"Es un debate que ya no se puede rehuir", dijo por su parte el ministro de Trabajo Juan Castillo.
La Confederación de Sindicatos Industriales (CSI) lanzó este miércoles la campaña "Mas tiempo, más vida", con el objetivo de reducir la jornada laboral en ese ámbito a 40 horas semanales.
Su presidente y dirigente del Pit-Cnt, Danilo Dárdano, explicó en rueda de prensa los motivos de la iniciativa. "Nosotros, modestamente, queremos recorrer Uruguay reivindicando la jornada de 40 horas sin pérdida de salario y también discutiendo, dando la cara como corresponde, sin escondernos, los beneficios que entendemos debería tener este objetivo de nuestra confederación", aseguró.
"Recordamos que hubo promesas electorales del gobierno actual y estamos exigiendo que se cumplan. Recordamos que hubo proyectos y anteproyectos de legisladores del Frente Amplio, y también queremos hacer ese recordatorio. Tenemos claro que el Uruguay no es el mismo de hace un par de años, pero los compromisos habría que cumplirlos. Estamos con la cabeza abierta para discutir y negociar, pero no podemos esperar mucho más allá de 2026 o 2027, porque podría pasar el tiempo en intercambios y al final del período de este gobierno quedar como estábamos", aseveró.
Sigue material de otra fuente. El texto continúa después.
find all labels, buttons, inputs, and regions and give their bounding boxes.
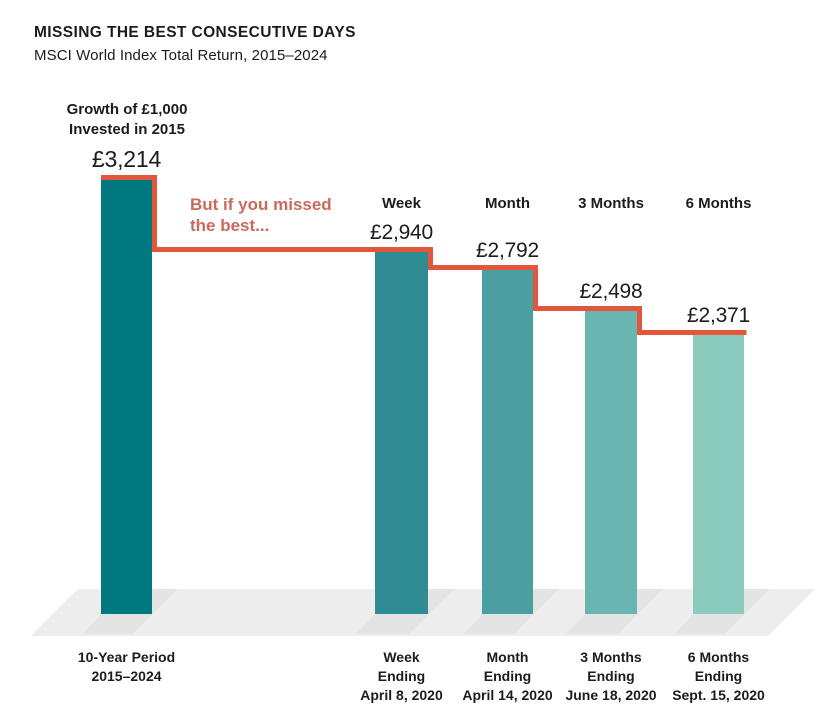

"Vamos a militar para que se cumpla lo prometido y también el año que viene, en las mesas de negociación colectiva, pelear para que los diferentes convenios avancen donde ya hubo algún tipo de mejora y, donde todavía se siguen trabajando 48 horas, reivindicar y pelear para avanzar también en la negociación colectiva", señaló.
En ese sentido explicó el vínculo con las cámaras empresariales que han mostrado cierta reticencia a la iniciativa. "Negociemos esta reducción si es que tienen voluntad y, además, reivindicamos expresamente que se sienten en la mesa de negociación para hablar no solamente de productividad, sino también de la reducción de la jornada de trabajo", agregó.
"En los últimos dos años, la productividad mejoró alrededor del 12%. Esa mejora no se distribuyó entre los trabajadores, sino que quedó en manos de los empresarios. Por tanto, podríamos decir, esquemáticamente, que la mitad de la mejora que implicaría pasar de 48 a 40 horas ya se la llevaron los empresarios", concluyó.
Castillo: "Es un debate que ya no se puede rehuir"
Por su parte, el ministro de Trabajo y Seguridad Social, Juan Castillo, señaló que se trata "de una buena iniciativa". "Es un debate que ya no se puede rehuir. Es evidente la necesidad de discutir mejores condiciones de vida para las trabajadoras y los trabajadores y cómo los adelantos de la ciencia, la tecnología y la revolución tecnológica están impactando en el mundo del trabajo", señaló.
"Esos avances deberían ser mejor utilizados para mejorar la calidad de vida, atender a la familia, al esparcimiento, a la cultura y reducir el tiempo de trabajo", sostuvo.
Castillo también se refirió a qué plantean las cámaras empresariales para sentarse a negociar sobre la cuestión. "Les preocupa la productividad, los niveles de competitividad y los márgenes de ganancia. También preocupa algo que señaló el movimiento sindical: no se trata de hacernos trampas al solitario ni de reducir la jornada para que una persona tenga dos empleos", apuntó.
"Estamos hablando de que, si trabajamos de forma cuidadosa y elaboramos esta propuesta con seriedad, podría permitir que otros sectores hoy no favorecidos también se beneficien", aseguró.
"No vemos por qué Colombia, México o Chile pueden avanzar y nosotros no, cuando Uruguay fue pionero con la ley de ocho horas al comienzo del siglo pasado", concluyó.